Last night, your correspondent enjoyed a most pleasant dinner with the bureau chief of an international news organization in Buenos Aires. This foreign reporter, who has a Spanish name and surname and an impeccably American accent, said he would occasionally encounter strange looks when people found out his name. There was a mismatch they could not account for.

That, too, was what another former college peer of your correspondent in England felt. A Nigerian-Briton, this friend – now a distinguished economist – was the son of a black father and a white mother, but he most definitely looked black. Yet he spoke with an upper class British accent. He laughed at the shocked faces that would meet him after making appointments over the telephone – with professors or hiring managers – and they would be taken aback when the person that turned up did not match the accent they had heard during the phone interview.

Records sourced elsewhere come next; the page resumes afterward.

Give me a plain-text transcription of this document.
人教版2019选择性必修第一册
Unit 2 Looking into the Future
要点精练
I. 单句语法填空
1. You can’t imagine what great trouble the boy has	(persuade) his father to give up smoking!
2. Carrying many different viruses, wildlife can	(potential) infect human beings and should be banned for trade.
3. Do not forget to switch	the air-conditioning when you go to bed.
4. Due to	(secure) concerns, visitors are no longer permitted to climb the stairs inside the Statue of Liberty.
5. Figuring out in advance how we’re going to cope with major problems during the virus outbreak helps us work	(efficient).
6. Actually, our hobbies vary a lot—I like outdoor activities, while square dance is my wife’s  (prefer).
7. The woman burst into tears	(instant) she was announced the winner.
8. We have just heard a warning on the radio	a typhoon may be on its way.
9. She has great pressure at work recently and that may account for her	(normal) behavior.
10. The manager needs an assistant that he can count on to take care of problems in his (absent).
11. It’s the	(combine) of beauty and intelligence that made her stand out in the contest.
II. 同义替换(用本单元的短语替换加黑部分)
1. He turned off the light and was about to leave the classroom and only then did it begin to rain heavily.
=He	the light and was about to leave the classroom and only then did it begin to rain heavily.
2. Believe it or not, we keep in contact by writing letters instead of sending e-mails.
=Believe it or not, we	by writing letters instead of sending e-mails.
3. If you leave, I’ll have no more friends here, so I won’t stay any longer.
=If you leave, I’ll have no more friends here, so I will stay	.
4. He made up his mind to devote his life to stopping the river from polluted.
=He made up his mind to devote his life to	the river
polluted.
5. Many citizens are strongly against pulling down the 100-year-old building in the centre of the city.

Yet the opposite is true, and worse. What we mean by “opposite” is that foreign accents apparently hold back the careers of otherwise qualified professionals. According to an article in the Financial Times, “In experiments that eliminated the effects of race (by using groups that were equally populated by Asian and white people), they found those with American accents were 16 per cent more likely to be recommended for a job and 23 per cent likelier to receive funding for their business pitches than those with foreign accents.”

That surely is unfair. And so is the bias – if statistics and research are to be believed – for taller people, who tend to make more money and have better prospects in careers other than professional basketball. This correspondent (who may have inherited his height from his Corsican great-great grandmother, and perhaps his ambitions, too) is especially alert against this form of discrimination.

But, more seriously, we think the foreign accent bias is a passing disease. With the U.N. reporting that 240 million people now live outside their countries of birth, it is only a matter of time before many of us have the “wrong” accent. You surely get used to this polyphony in places like New York or London, but also at any office of a global company anywhere. So you may want to save that money for an “accent correction” course and spend it better elsewhere, perhaps inviting out your colleagues for dinner or drinks, and getting them used to your own voice. As for the short people, there is not much to do. Except, perhaps, feeling vindicated by Napoleon. Who cares about his Corsican accent? He is the biggest hero in the Pantheon of republican, egalitarian, revolutionary France. And he was an emperor, and he wasn’t even French.